Both aspirations are essential and indispensable for
the fullness of this yoga. When the psychic imposes its aspiration
on the mind, vital and body, then they too aspire and this is what
was felt as the aspiration from the level of the lower being. The
aspiration felt above is that of the Jivatman for the higher consciousness
with its realisation of the One to manifest in the being. Therefore
both aspirations help each other. The seeking of the lower being
is necessarily at first intermittent and oppressed by the ordinary
consciousness. It has, by sadhana, to become clear, constant, strong
and enduring.
SRI AUROBINDO
In the experience of yoga the self
or being is in essence one with the Divine or at least it is a portion
of the Divine and has all the divine potentialities. But in manifestation
it takes two aspects, the Purusha and Prakriti, conscious being
and Nature. In Nature here the Divine is veiled, and the individual
being is subjected to Nature which acts here as the lower Prakriti,
a force of Ignorance, Avidya. The Purusha in itself is divine, but
exteriorised in the ignorance of Nature it is the individual apparent
being imperfect with her imperfection. Thus the soul or psychic
essence, which is the Purusha entering into the evolution and supporting
it, carries in itself all the divine potentialities; but the individual
psychic being which it puts forth as its representative assumes
the imperfection of Nature and evolves in it till it has recovered
its full psychic essence and united itself with the Self above of
which the soul is the individual projection in the evolution. This
duality in the being on all its planes -for it is true in different
ways not only of the Self and the psychic but of the mental, vital
and physical Purushas has to be grasped and accepted before the
experiences of the yoga can be fully understood.

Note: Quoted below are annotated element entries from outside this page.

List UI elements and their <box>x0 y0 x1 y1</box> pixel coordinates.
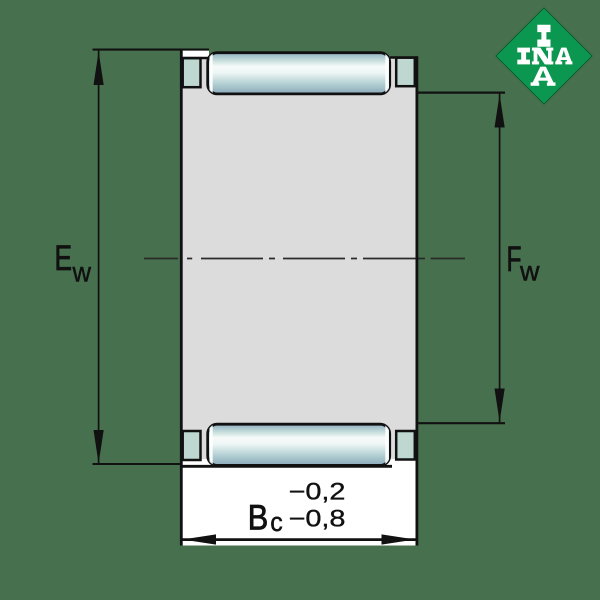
svg-text:w: w <box>72 257 92 288</box>
svg-text:−0,8: −0,8 <box>289 506 346 533</box>
svg-text:B: B <box>248 499 268 538</box>
svg-text:w: w <box>519 256 540 287</box>
svg-text:E: E <box>55 239 73 278</box>
svg-text:c: c <box>270 507 283 537</box>
svg-text:−0,2: −0,2 <box>289 479 346 506</box>
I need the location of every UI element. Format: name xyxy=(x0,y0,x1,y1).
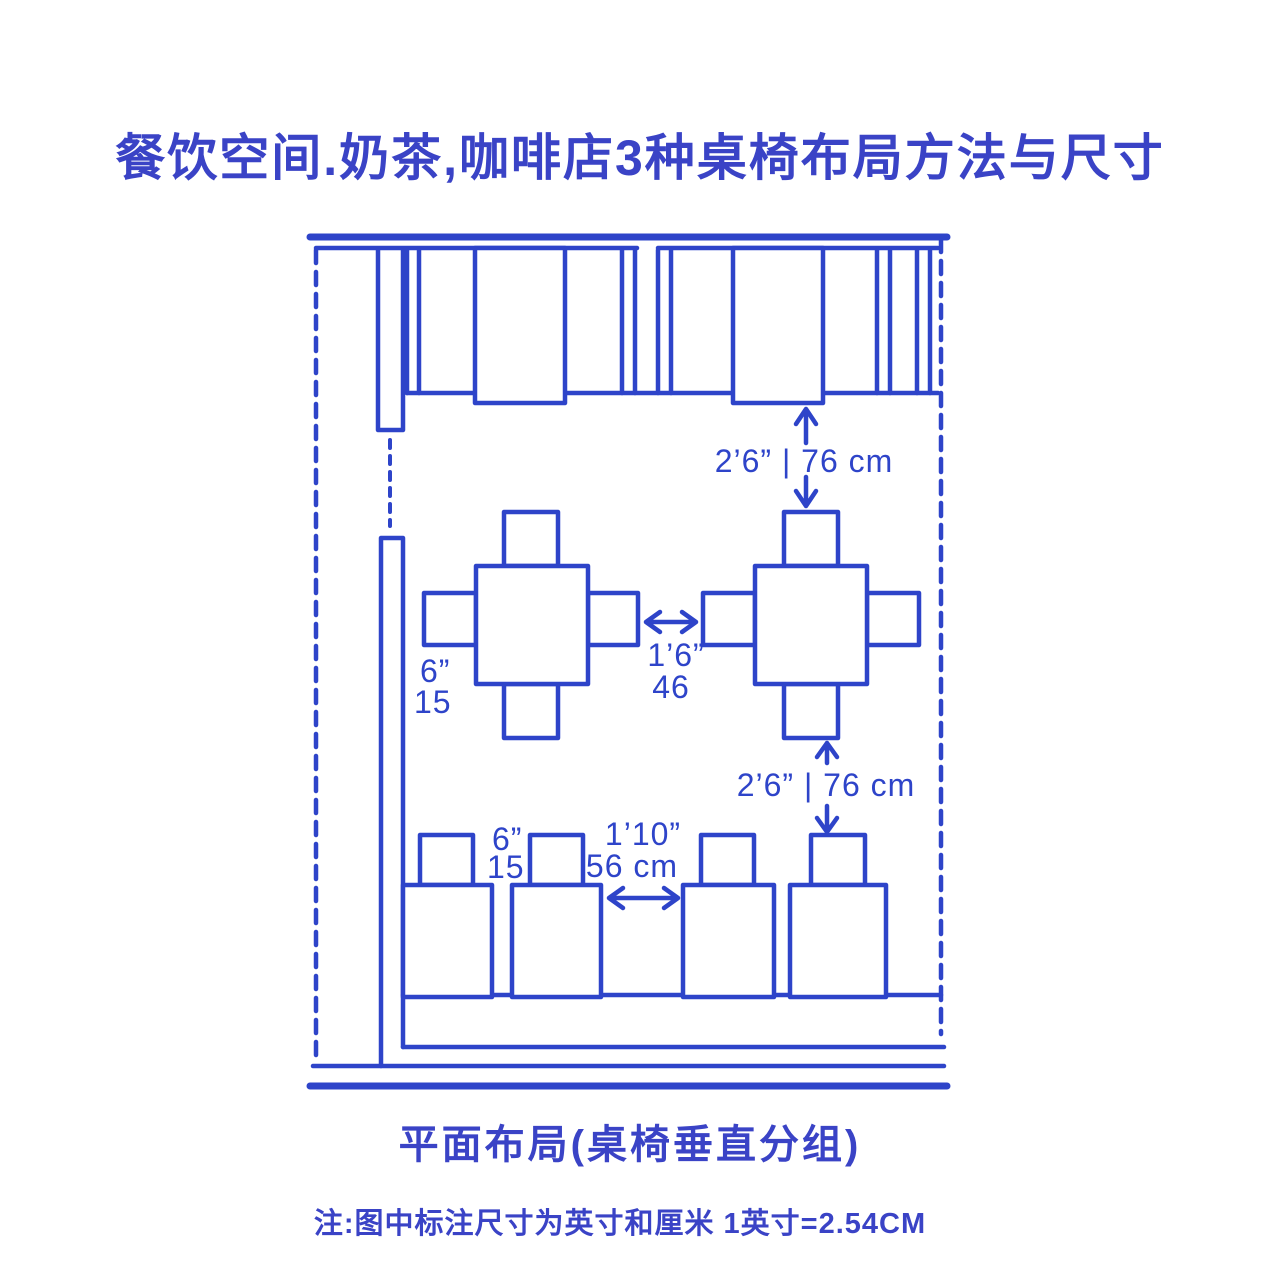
chair-west xyxy=(703,593,755,645)
label-mid-table-spacing-in: 1’6” xyxy=(647,637,704,673)
chair-east xyxy=(588,593,638,645)
middle-table-group-2 xyxy=(703,512,919,738)
arrow-down-booth-gap xyxy=(796,477,816,506)
arrow-horizontal-row-spacing xyxy=(609,888,678,908)
chair-south xyxy=(504,684,558,738)
chair xyxy=(701,835,754,885)
label-mid-table-spacing-cm: 46 xyxy=(652,669,690,705)
chair-north xyxy=(504,512,558,566)
label-mid-chair-offset-cm: 15 xyxy=(414,684,452,720)
table xyxy=(403,885,492,997)
chair xyxy=(420,835,473,885)
arrow-up-booth-gap xyxy=(796,409,816,443)
label-row-table-spacing-cm: 56 cm xyxy=(586,848,678,884)
chair-north xyxy=(784,512,838,566)
arrow-down-row-gap xyxy=(817,806,837,832)
chair xyxy=(530,835,583,885)
floor-plan-diagram: 2’6” | 76 cm 6” 15 1’6” 46 2’6” | 76 cm … xyxy=(0,0,1280,1280)
table xyxy=(512,885,601,997)
chair-east xyxy=(867,593,919,645)
arrow-up-row-gap xyxy=(817,743,837,763)
label-row-chair-offset-cm: 15 xyxy=(487,849,525,885)
inner-wall-left xyxy=(381,538,403,1066)
plan-caption: 平面布局(桌椅垂直分组) xyxy=(0,1112,1260,1170)
square-table xyxy=(476,566,588,684)
wall-pier-top-left xyxy=(378,250,403,430)
booth-table-2 xyxy=(733,248,823,403)
chair xyxy=(811,835,865,885)
booth-seating-row xyxy=(316,248,938,403)
table xyxy=(790,885,886,997)
arrow-horizontal-mid-spacing xyxy=(646,612,696,632)
label-booth-to-table-gap: 2’6” | 76 cm xyxy=(715,443,894,479)
unit-note: 注:图中标注尺寸为英寸和厘米 1英寸=2.54CM xyxy=(0,1200,1240,1242)
booth-table-1 xyxy=(475,248,565,403)
label-row-table-spacing-in: 1’10” xyxy=(605,816,681,852)
label-table-to-row-gap: 2’6” | 76 cm xyxy=(737,767,916,803)
middle-table-group-1 xyxy=(424,512,638,738)
square-table xyxy=(755,566,867,684)
chair-south xyxy=(784,684,838,738)
chair-west xyxy=(424,593,476,645)
table xyxy=(683,885,774,997)
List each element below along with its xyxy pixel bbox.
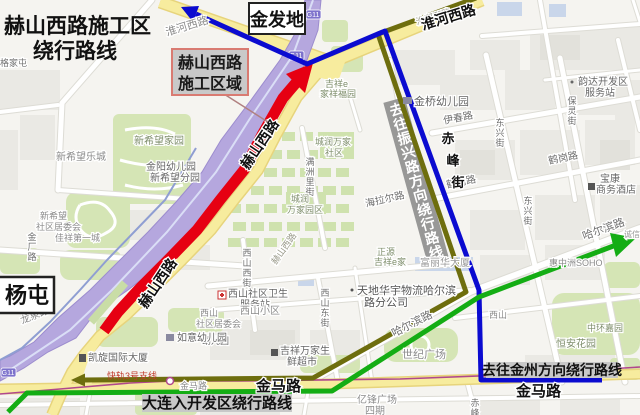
svg-text:天地华宇物流哈尔滨: 天地华宇物流哈尔滨 xyxy=(357,283,456,297)
svg-text:社区居委会: 社区居委会 xyxy=(196,318,241,329)
svg-text:大连入开发区绕行路线: 大连入开发区绕行路线 xyxy=(142,394,292,412)
svg-text:社区居委会: 社区居委会 xyxy=(36,221,81,232)
svg-text:街: 街 xyxy=(242,277,251,288)
svg-text:金马路: 金马路 xyxy=(515,382,562,400)
svg-text:东: 东 xyxy=(523,195,532,206)
svg-text:格家屯: 格家屯 xyxy=(0,57,27,68)
svg-text:中环嘉园: 中环嘉园 xyxy=(587,322,623,333)
svg-text:街: 街 xyxy=(495,137,504,148)
svg-text:山: 山 xyxy=(242,258,251,268)
svg-text:新希望分园: 新希望分园 xyxy=(150,171,200,184)
svg-text:街: 街 xyxy=(450,175,464,190)
svg-text:路分公司: 路分公司 xyxy=(364,296,408,309)
svg-text:亿锋广场: 亿锋广场 xyxy=(357,393,397,406)
svg-text:城润: 城润 xyxy=(291,193,309,204)
svg-text:宝康: 宝康 xyxy=(600,172,620,185)
svg-text:惠中洲SOHO: 惠中洲SOHO xyxy=(549,257,603,268)
svg-text:洲: 洲 xyxy=(305,167,314,177)
svg-text:满: 满 xyxy=(305,157,314,167)
svg-text:金发地: 金发地 xyxy=(249,9,304,30)
svg-text:快轨3号支线: 快轨3号支线 xyxy=(107,370,157,381)
svg-text:服务站: 服务站 xyxy=(585,86,615,99)
svg-text:赫山西路: 赫山西路 xyxy=(178,53,243,72)
svg-text:兴: 兴 xyxy=(523,206,532,216)
svg-text:赤: 赤 xyxy=(470,398,479,408)
svg-text:东: 东 xyxy=(495,117,504,128)
svg-text:吉祥万家生: 吉祥万家生 xyxy=(280,344,330,357)
svg-text:恒安花园: 恒安花园 xyxy=(556,337,596,350)
svg-text:G11: G11 xyxy=(307,12,320,19)
svg-text:韵达开发区: 韵达开发区 xyxy=(578,75,628,88)
svg-text:西山小区: 西山小区 xyxy=(240,305,280,317)
svg-text:西: 西 xyxy=(242,268,251,278)
svg-text:四期: 四期 xyxy=(365,405,385,415)
svg-text:社区: 社区 xyxy=(325,147,343,158)
svg-text:金阳幼儿园: 金阳幼儿园 xyxy=(146,160,196,173)
svg-text:兴: 兴 xyxy=(495,128,504,138)
svg-text:厂: 厂 xyxy=(27,242,36,252)
svg-text:街: 街 xyxy=(523,215,532,226)
svg-text:金马路: 金马路 xyxy=(255,377,302,395)
svg-text:佳祥第一城: 佳祥第一城 xyxy=(55,232,100,243)
svg-text:去往金州方向绕行路线: 去往金州方向绕行路线 xyxy=(482,362,622,378)
svg-text:万家园区: 万家园区 xyxy=(287,204,323,215)
svg-text:鲜超市: 鲜超市 xyxy=(287,355,317,368)
svg-text:路: 路 xyxy=(27,251,36,262)
svg-text:山: 山 xyxy=(320,298,329,308)
svg-text:如意幼儿园: 如意幼儿园 xyxy=(177,331,227,344)
svg-text:峰: 峰 xyxy=(446,153,460,168)
svg-text:吉祥e家: 吉祥e家 xyxy=(374,256,406,267)
svg-text:正源: 正源 xyxy=(377,247,395,257)
svg-text:西: 西 xyxy=(320,288,329,298)
svg-text:绕行路线: 绕行路线 xyxy=(33,39,117,63)
svg-text:G11: G11 xyxy=(2,370,15,377)
svg-text:街: 街 xyxy=(567,115,576,126)
svg-text:凯旋国际大厦: 凯旋国际大厦 xyxy=(88,351,148,364)
svg-text:赤: 赤 xyxy=(441,131,454,146)
svg-text:西山社区卫生: 西山社区卫生 xyxy=(228,287,288,300)
svg-text:保: 保 xyxy=(567,95,576,106)
svg-text:诚信: 诚信 xyxy=(624,229,640,239)
svg-text:施工区域: 施工区域 xyxy=(178,74,242,93)
svg-text:里: 里 xyxy=(305,177,314,187)
svg-text:西山: 西山 xyxy=(489,310,507,320)
svg-text:世纪广场: 世纪广场 xyxy=(402,347,446,361)
svg-text:吉祥e: 吉祥e xyxy=(325,78,348,89)
svg-text:金桥幼儿园: 金桥幼儿园 xyxy=(414,94,469,108)
svg-text:街: 街 xyxy=(320,317,329,328)
svg-text:新希望: 新希望 xyxy=(40,210,67,221)
svg-text:赫山西路施工区: 赫山西路施工区 xyxy=(4,14,151,38)
svg-text:峰: 峰 xyxy=(470,408,479,415)
svg-text:商务酒店: 商务酒店 xyxy=(596,183,636,196)
svg-text:金: 金 xyxy=(27,231,36,242)
svg-text:城润万家: 城润万家 xyxy=(315,136,351,147)
svg-text:金马路: 金马路 xyxy=(180,380,207,391)
svg-text:富丽华大厦: 富丽华大厦 xyxy=(420,256,470,269)
svg-text:杨屯: 杨屯 xyxy=(5,283,49,308)
svg-text:新希望乐城: 新希望乐城 xyxy=(56,150,106,163)
svg-text:新希望家园: 新希望家园 xyxy=(134,134,184,147)
svg-text:西: 西 xyxy=(242,248,251,258)
svg-text:西山: 西山 xyxy=(200,308,218,318)
svg-text:家祥福园: 家祥福园 xyxy=(320,88,356,99)
svg-text:东: 东 xyxy=(320,307,329,318)
svg-text:灵: 灵 xyxy=(567,106,576,116)
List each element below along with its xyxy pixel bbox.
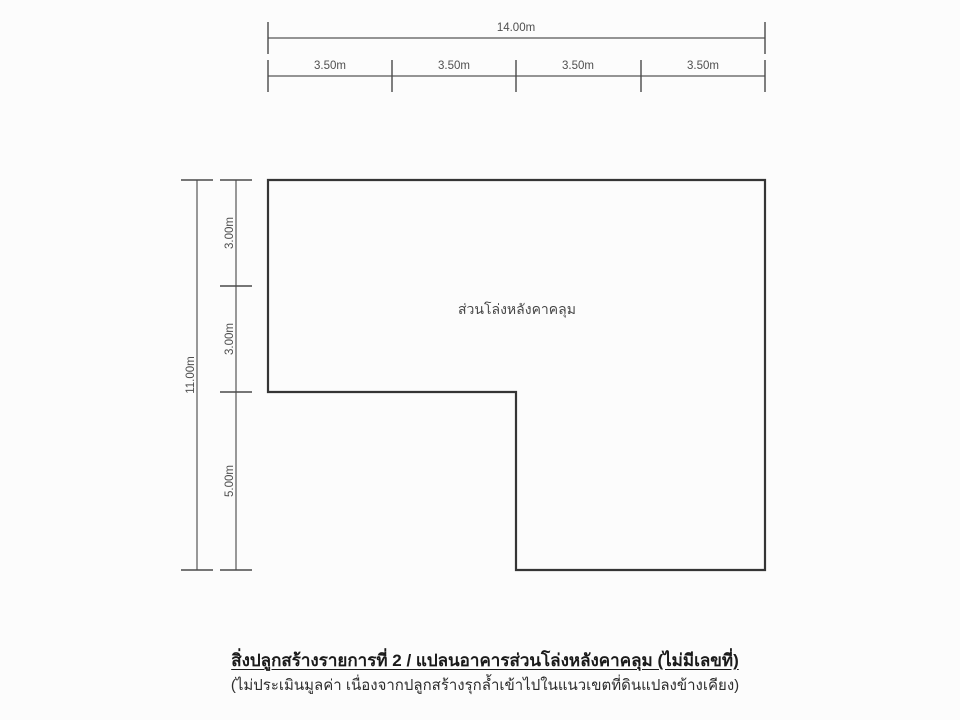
dimension-label-seg-2: 3.00m: [224, 323, 236, 355]
dimension-label-bay-1: 3.50m: [314, 60, 346, 72]
dimension-label-total-height: 11.00m: [185, 356, 197, 394]
floor-plan-drawing: 14.00m 3.50m 3.50m 3.50m 3.50m 11.00m: [0, 0, 960, 720]
top-dimension-total: 14.00m: [268, 22, 765, 54]
caption-block: สิ่งปลูกสร้างรายการที่ 2 / แปลนอาคารส่วน…: [5, 648, 960, 698]
dimension-label-bay-4: 3.50m: [687, 60, 719, 72]
scanned-floorplan-page: 14.00m 3.50m 3.50m 3.50m 3.50m 11.00m: [0, 0, 960, 720]
dimension-label-bay-2: 3.50m: [438, 60, 470, 72]
top-dimension-segments: 3.50m 3.50m 3.50m 3.50m: [268, 60, 765, 92]
left-dimension-total: 11.00m: [181, 180, 213, 570]
dimension-label-total-width: 14.00m: [497, 22, 535, 34]
caption-title: สิ่งปลูกสร้างรายการที่ 2 / แปลนอาคารส่วน…: [5, 648, 960, 674]
left-dimension-segments: 3.00m 3.00m 5.00m: [220, 180, 252, 570]
area-label: ส่วนโล่งหลังคาคลุม: [458, 301, 576, 318]
caption-subtitle: (ไม่ประเมินมูลค่า เนื่องจากปลูกสร้างรุกล…: [5, 674, 960, 698]
dimension-label-seg-1: 3.00m: [224, 217, 236, 249]
dimension-label-seg-3: 5.00m: [224, 465, 236, 497]
building-outline: [268, 180, 765, 570]
dimension-label-bay-3: 3.50m: [562, 60, 594, 72]
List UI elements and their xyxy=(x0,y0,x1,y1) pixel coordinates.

The Being is one throughout, but on each plane of Nature,
it is represented by a form of itself which is proper to that plane,
the mental Purusha in the mental plane, the vital Purusha in the
vital, the physical Purusha in the physical. The Taittiriya Upanishad
speaks of two other planes of the being, the Knowledge or Truth
plane and the Ananda plane, each with its Purusha, but although
influences may come down from them, these are superconscient to
the human mind and their nature is not yet organised here.